Au sein de ce courant, son originalité est d'avoir souligné l'importance de la monnaie et de la finance en proposant plusieurs modèles théoriques intégrant la sphère réelle et la sphère monétaire et financière de l'économie, ce que n'avaient pas fait les modèles keynésiens de son époque.
Un premier apport de Tobin consiste à reformuler la théorie keynésienne de la préférence pour la liquidité (Liquidity Preference as Behavior toward Risk, 1958). Keynes avait innové en 1936 en montrant qu'un agent économique pouvait détenir de la monnaie pour « un motif de spéculation », en fonction de l'incertitude, plus ou moins forte, concernant le taux d'intérêt et le prix des titres. Mais une limite tenait à ce que l'agent détenait son patrimoine soit sous forme de monnaie, soit sous forme de titres. En appliquant la théorie des portefeuilles financiers à la demande de monnaie, Tobin va rompre avec cette logique du tout ou rien, en montrant l'existence de portefeuilles diversifiés dans lesquels la monnaie constitue un actif dont le risque est nul et qui éventuellement rapporte un intérêt. Il développe ensuite une théorie du portefeuille optimal (The Theory of Portfolio Selection, 1965), où il établit ce qui deviendra le « théorème de la séparation » de Tobin : l'investisseur choisit de détenir une part plus ou moins importante de son portefeuille en monnaie en fonction de son aversion pour le risque, sans que la composition de son portefeuille en actifs plus ou moins risqués en soit affectée. Cet enrichissement de la théorie keynésienne est obtenu au prix de l'effacement du concept originel de Keynes concernant l'incertitude, réduit par mathématisation au rang de risque, de calcul de probabilité, tandis que le motif de spéculation se transforme en motif de précaution, ce qui révèle toute l'ambiguïté des progrès accomplis par le keynésianisme de la synthèse.
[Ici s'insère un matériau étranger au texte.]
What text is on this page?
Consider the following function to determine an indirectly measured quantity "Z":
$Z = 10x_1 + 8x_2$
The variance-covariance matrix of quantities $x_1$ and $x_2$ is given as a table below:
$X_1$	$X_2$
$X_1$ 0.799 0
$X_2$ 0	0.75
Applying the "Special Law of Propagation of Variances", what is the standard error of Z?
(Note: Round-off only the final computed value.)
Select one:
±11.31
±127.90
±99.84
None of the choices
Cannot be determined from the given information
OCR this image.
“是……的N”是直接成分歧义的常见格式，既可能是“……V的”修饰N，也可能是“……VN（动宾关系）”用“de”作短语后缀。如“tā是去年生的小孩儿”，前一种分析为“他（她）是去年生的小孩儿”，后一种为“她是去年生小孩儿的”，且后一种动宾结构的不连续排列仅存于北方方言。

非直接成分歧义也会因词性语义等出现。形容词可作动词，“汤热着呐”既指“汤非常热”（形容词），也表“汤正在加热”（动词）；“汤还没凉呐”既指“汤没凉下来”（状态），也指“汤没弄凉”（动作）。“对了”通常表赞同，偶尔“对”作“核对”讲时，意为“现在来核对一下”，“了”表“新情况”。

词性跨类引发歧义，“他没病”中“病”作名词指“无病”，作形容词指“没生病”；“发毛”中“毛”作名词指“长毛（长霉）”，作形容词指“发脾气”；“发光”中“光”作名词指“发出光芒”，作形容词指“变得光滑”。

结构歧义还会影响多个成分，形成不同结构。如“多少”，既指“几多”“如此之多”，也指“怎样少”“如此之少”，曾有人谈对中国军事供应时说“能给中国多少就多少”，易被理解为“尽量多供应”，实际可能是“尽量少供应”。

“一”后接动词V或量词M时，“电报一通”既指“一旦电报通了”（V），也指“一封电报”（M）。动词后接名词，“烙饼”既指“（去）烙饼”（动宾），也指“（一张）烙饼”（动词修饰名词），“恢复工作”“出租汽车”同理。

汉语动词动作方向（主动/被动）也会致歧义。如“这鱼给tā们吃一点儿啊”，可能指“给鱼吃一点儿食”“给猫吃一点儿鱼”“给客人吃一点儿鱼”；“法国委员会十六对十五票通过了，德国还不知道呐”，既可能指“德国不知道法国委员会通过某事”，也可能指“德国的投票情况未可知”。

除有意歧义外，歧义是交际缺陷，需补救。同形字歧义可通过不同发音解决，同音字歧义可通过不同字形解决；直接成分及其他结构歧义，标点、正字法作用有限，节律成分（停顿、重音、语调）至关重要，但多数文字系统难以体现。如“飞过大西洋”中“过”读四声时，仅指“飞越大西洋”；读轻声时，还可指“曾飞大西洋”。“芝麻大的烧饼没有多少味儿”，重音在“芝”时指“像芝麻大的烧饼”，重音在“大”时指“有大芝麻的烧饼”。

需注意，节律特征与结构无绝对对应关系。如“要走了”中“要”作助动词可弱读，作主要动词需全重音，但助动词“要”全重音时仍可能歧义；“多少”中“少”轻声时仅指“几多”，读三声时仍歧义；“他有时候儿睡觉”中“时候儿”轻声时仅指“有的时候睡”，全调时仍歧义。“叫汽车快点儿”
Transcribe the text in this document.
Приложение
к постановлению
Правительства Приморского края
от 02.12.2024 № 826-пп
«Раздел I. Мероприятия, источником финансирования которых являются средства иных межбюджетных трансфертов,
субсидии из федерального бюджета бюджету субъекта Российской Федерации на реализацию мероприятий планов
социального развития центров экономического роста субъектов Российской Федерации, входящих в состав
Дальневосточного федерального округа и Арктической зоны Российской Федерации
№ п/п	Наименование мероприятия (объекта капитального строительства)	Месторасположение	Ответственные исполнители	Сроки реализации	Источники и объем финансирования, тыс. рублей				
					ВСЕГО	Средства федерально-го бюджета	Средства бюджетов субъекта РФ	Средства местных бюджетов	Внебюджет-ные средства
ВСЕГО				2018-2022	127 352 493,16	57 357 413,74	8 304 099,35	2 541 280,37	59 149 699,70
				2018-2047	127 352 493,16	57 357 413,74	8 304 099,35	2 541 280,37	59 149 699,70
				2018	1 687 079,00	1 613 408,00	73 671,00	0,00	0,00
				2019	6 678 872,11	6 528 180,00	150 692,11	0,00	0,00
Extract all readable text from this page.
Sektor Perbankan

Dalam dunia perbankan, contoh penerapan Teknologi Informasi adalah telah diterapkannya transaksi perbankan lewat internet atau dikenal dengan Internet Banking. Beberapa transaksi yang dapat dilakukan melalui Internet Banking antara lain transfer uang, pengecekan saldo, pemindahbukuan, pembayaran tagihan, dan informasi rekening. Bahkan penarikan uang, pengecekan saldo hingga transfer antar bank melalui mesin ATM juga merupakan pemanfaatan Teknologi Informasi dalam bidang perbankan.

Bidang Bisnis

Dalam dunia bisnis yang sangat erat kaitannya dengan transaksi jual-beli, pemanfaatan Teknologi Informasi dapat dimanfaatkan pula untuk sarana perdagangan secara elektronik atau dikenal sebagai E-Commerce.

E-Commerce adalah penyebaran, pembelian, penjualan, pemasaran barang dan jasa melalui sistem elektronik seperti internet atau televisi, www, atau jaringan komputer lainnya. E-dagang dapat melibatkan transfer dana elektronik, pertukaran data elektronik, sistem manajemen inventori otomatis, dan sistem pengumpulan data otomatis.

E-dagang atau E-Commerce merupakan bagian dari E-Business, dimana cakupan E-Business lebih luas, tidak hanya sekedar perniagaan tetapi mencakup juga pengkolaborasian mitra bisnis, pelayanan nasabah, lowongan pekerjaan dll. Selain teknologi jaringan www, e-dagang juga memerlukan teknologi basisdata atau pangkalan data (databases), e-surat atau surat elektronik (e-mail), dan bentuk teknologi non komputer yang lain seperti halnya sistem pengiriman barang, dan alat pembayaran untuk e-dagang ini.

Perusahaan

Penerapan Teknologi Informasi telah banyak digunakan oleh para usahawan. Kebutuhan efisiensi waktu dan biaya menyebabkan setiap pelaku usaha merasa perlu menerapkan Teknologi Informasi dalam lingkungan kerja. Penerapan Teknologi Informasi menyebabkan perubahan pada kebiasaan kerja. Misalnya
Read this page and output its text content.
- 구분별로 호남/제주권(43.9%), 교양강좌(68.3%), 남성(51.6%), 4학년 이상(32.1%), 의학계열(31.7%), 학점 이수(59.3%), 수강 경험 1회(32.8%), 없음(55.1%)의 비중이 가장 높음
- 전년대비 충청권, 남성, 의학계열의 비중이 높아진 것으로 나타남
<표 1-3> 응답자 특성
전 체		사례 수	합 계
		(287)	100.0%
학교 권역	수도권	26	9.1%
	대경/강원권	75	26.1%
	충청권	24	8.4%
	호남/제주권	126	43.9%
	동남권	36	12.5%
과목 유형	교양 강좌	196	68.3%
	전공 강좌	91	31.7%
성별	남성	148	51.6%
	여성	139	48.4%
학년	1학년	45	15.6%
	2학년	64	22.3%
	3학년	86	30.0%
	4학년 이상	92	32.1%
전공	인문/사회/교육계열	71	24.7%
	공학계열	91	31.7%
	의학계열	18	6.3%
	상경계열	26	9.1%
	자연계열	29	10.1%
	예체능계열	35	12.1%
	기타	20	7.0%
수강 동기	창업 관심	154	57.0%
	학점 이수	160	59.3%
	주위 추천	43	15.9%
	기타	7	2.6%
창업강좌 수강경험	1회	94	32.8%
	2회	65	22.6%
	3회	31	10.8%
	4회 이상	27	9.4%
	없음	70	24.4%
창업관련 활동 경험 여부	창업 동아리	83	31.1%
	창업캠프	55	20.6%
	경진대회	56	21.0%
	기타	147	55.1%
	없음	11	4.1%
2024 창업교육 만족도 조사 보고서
Le deuxième apport de Tobin concerne l'extension de cette théorie du portefeuille à la théorie de l'investissement productif, en prenant en compte les actifs productifs. Tobin innove en définissant un ratio qui deviendra célèbre sous le nom de « q de Tobin » (A General Equilibrium Approach to Monetary Theory, 1969, Asset Markets and the Cost of Capital, 1977) et qui réalise l'intégration entre les secteurs financier et productif de l'économie. Ce ratio rapporte, au numérateur, l'évaluation d'une entreprise par la bourse au coût de remplacement du capital, au dénominateur. Un q > 1 signifie que les biens d'équipement neufs coûtent moins cher que les biens d'équipement existants, et l'on procédera à un investissement productif, et réciproquement. Le q de Tobin donnera lieu à de nombreux développements théoriques et empiriques.
Ces travaux monétaires lui permettront d'enrichir la théorie néoclassique de la croissance de longue période formulée par Robert Solow (Money and Economic Growth, 1965). L'introduction de la monnaie ne modifie pas le rythme de la croissance mais abaisse l'intensité capitalistique et le produit par tête. Sur la courte période, le choix de portefeuille et la distinction entre flux et stocks conduisent à une réinterprétation du modèle I.S./L.M. d'équilibre général des marchés élaboré par John Hicks (choix de portefeuille et accumulation d'actifs, 1978).
Ces travaux théoriques ont valu à Tobin de participer à l'équipe des conseillers économiques du président Kennedy (1961-1962). L'équipe reçoit pour mission d'élever le P.I.B. courant à son niveau potentiel et de stabiliser le cycle économique et ses conséquences néfastes sur l'emploi. Il contribuera à l'Economic Report to the President de 1962, qui deviendra un manifeste keynésien en matière de politique économique.
Tobin s'est ensuite attaché à défendre avec subtilité le keynésianisme de la synthèse et invite à la résistance intellectuelle contre le monétarisme de Milton Friedman puis contre les « nouveaux classiques » s'appuyant sur l'hypothèse d'anticipations rationnelles (Politiques, anticipations et stabilisation, 1978).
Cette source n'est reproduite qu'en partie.